Function that maps prime numbers to prime numbers I know that there is not a polynomial $f$ function  that according to every $x\in N, f(x) $     be prime
I wonder that how can i prove or disprove this:


Is there  a polynomial $f$ function that : for every prime $x$, $f(x)$ is also prime?

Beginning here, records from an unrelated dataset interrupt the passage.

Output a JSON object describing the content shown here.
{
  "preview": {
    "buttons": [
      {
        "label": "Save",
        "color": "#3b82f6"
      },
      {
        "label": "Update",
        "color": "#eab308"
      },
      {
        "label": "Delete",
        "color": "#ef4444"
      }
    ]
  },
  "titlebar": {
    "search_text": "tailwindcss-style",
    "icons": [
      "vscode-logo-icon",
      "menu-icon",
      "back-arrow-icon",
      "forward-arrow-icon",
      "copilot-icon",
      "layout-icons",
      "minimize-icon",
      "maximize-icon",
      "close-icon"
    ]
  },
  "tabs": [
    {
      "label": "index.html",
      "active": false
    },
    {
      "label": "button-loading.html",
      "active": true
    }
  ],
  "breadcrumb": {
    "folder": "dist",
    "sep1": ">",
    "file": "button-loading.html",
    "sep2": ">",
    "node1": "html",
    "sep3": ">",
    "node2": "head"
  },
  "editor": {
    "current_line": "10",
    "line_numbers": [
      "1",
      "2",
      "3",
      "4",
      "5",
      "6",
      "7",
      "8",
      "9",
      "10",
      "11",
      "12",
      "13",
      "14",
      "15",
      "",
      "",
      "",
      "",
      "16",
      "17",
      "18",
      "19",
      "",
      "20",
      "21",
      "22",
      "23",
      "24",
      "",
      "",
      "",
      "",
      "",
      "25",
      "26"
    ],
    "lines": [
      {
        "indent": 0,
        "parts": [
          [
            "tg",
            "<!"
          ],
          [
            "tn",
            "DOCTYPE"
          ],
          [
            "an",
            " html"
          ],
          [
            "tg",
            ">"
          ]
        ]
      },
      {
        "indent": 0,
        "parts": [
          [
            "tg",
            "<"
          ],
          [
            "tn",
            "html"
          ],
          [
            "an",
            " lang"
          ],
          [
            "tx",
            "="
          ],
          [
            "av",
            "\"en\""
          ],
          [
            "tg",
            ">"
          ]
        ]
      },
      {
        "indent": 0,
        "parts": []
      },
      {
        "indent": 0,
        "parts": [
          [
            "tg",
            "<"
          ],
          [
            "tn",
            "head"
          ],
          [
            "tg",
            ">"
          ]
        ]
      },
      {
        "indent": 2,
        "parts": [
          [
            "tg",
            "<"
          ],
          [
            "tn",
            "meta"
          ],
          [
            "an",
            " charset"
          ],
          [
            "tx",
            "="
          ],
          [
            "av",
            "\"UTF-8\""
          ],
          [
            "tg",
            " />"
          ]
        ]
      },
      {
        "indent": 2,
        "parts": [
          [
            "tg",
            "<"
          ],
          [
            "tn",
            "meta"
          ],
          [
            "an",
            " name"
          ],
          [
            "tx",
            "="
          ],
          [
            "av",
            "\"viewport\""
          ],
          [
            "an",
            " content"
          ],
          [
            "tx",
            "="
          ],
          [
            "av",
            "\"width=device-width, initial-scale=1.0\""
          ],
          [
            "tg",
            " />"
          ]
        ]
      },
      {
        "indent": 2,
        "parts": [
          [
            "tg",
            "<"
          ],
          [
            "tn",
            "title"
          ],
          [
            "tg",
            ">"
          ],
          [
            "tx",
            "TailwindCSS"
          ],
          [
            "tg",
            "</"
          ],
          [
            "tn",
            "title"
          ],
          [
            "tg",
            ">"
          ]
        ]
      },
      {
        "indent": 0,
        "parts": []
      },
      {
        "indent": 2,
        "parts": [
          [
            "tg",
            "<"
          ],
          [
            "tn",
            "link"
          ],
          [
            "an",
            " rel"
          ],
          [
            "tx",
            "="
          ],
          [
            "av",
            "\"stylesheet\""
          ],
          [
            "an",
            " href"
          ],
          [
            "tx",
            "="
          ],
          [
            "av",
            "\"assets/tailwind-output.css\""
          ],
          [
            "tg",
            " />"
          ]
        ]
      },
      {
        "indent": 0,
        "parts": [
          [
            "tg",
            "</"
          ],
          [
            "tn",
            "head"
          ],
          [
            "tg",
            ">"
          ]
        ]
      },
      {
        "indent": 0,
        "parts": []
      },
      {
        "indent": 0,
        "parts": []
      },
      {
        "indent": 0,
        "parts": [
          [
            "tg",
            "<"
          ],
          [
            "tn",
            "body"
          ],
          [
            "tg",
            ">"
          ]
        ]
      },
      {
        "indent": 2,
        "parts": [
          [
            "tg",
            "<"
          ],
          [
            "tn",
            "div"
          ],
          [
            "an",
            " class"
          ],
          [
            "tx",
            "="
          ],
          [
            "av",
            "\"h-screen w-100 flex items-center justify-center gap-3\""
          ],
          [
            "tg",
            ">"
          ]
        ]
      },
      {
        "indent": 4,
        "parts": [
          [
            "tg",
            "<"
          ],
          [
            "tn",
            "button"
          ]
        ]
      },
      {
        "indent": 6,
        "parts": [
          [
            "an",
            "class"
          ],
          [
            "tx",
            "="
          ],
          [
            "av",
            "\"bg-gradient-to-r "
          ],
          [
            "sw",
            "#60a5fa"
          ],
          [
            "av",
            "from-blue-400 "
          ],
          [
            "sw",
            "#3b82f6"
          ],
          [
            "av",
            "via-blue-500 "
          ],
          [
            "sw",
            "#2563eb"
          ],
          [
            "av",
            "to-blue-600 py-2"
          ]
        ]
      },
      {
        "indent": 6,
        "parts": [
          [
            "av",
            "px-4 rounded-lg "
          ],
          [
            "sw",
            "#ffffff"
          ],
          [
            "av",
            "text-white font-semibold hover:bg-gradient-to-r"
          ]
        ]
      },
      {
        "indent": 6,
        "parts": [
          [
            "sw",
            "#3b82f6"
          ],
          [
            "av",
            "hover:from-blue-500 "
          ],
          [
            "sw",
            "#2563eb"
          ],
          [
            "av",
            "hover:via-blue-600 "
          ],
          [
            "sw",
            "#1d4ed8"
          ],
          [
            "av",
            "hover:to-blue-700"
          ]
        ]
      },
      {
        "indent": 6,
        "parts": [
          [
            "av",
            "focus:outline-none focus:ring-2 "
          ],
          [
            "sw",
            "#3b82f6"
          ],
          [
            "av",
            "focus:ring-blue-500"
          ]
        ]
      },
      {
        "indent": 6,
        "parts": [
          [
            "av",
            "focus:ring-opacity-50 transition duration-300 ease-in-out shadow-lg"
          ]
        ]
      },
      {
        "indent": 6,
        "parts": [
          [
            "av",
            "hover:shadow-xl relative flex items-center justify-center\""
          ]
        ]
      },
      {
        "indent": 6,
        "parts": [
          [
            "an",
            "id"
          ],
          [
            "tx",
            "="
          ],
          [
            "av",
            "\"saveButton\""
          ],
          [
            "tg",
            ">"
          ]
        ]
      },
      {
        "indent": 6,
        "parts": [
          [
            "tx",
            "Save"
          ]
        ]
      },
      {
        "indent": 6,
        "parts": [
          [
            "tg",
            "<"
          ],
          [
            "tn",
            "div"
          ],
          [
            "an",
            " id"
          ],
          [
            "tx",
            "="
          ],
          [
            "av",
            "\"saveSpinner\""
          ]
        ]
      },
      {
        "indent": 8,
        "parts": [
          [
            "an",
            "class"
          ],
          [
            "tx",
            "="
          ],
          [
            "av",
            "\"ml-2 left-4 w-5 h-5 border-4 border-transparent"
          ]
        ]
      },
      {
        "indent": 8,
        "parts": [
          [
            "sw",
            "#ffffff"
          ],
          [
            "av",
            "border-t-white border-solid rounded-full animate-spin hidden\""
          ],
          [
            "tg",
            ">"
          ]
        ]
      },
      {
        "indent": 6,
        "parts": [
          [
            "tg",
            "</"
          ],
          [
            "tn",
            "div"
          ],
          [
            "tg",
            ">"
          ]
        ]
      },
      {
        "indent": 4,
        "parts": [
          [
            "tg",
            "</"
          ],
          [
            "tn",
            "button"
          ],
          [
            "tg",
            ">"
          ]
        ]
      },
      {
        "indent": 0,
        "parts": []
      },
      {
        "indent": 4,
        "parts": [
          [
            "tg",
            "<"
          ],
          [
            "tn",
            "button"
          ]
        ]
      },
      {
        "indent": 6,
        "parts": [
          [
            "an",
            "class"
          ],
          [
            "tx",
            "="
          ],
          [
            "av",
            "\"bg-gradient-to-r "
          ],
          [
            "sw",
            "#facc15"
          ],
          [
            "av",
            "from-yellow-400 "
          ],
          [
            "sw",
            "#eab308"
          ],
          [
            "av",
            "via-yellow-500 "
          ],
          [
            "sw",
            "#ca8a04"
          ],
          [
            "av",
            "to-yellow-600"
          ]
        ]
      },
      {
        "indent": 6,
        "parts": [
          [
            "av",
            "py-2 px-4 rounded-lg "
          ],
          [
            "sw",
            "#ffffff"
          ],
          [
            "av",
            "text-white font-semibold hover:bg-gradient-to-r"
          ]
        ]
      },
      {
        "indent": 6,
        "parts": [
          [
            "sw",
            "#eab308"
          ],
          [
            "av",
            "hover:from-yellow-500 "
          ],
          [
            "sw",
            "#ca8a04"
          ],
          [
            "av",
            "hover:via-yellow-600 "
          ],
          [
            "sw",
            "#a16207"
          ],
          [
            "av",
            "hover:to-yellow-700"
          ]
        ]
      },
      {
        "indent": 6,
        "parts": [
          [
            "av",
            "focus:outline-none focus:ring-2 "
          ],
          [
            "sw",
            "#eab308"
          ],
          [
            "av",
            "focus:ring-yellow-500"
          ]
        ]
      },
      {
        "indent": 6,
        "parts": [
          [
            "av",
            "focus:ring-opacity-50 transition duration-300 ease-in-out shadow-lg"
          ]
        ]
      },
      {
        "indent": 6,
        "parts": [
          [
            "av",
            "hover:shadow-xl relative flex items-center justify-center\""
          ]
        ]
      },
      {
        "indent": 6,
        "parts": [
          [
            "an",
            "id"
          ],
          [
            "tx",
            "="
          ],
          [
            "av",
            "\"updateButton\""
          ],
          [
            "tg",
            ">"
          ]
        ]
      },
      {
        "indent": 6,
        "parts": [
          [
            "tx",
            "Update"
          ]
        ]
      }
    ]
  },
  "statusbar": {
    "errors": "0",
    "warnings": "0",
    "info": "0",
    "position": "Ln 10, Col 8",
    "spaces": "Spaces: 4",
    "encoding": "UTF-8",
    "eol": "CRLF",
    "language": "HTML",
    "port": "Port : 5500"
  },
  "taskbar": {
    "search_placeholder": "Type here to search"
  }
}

For example, with the help of my $C\# $ code I found   that for each $i\in[1,31]$ 
let $x=p_i,$ $p_i$ is $i$-th prime number $(p_1=2,p_2=3,p_3=5,...)$  then
$f(x)=\left\lvert2x^2-92x+859\right\rvert$ $-$ is prime


\begin{alignat*}{3}
i&=1\quad&&\longrightarrow\quad x=2,&&&f(x)=\left\lvert2*2^2-92*2+859\right\rvert=683\quad\longrightarrow\quad \text{prime}\\
i&=2 \quad&&\longrightarrow\quad x=3,&&&f(x)=\left\lvert2*3^2-92*3+859\right\rvert=601\quad\longrightarrow\quad \text{prime}\\
i&=3 \quad&&\longrightarrow\quad  x=5,&&&f(x)=\left\lvert2*5^2-92*5+859\right\rvert=449\quad\longrightarrow\quad \text{prime}\\
&\ \  \vdots\\
i&=31 \quad&&\longrightarrow\quad  x=127,\ &&&f(x)=\left\lvert2*127^2-92*127+859\right\rvert=21433\quad\longrightarrow\quad \text{prime}\\
\end{alignat*}
I have watched $2$ degree polynomials (in form : $ax^2+bx+c$) and cant find any solution of $i_{max}>31$ where :  $-1000<a,b,c<1000$
 A: One can show that only polynomial functions with the property that they map prime numbers to prime numbers are $f(x)=x$ and constants $f(x)=c$ where $c$ is prime. 
Basically, the idea is the following: since we're assuming $f(x)\neq x$, there must exist some prime $p$ such that $f(p)=q$ for a prime $q\neq p$ (otherwise, we can pick enough primes with $f(p)=p$ so that $f(x)=x$ by Lagrange interpolation). 
This means that whenever $n$ is congruent to $p$ modulo $q$, we have $f(n)$ is divisible by $q$. Now, apply Dirichlet's theorem to the arithmetic sequence $kq+p$ for $k=1,2,\ldots$ to see that there must be arbitrarily big primes $r$ congruent to $p$ modulo $q$. Since we're assuming $f$ is nonconstant, this means that taking such $r$ big enough, $f(r)$ will be bigger than $q$ and divisible by $q$ - a contradiction!
Edit: Here, I'm tacitly assuming that the polynomial has integer coefficients. However, this can be circumvented using the assumptions as well. First, observe tha by Lagrange interpolation, $f$ has rational coefficients. This means we cah write $f(x) = t(x)/N$ for some integer $N$ and some polynomial with integer coefficients $t$. Now, we do the same thing as above, but applied to $t$, and with the exception that we insist on $q>N$.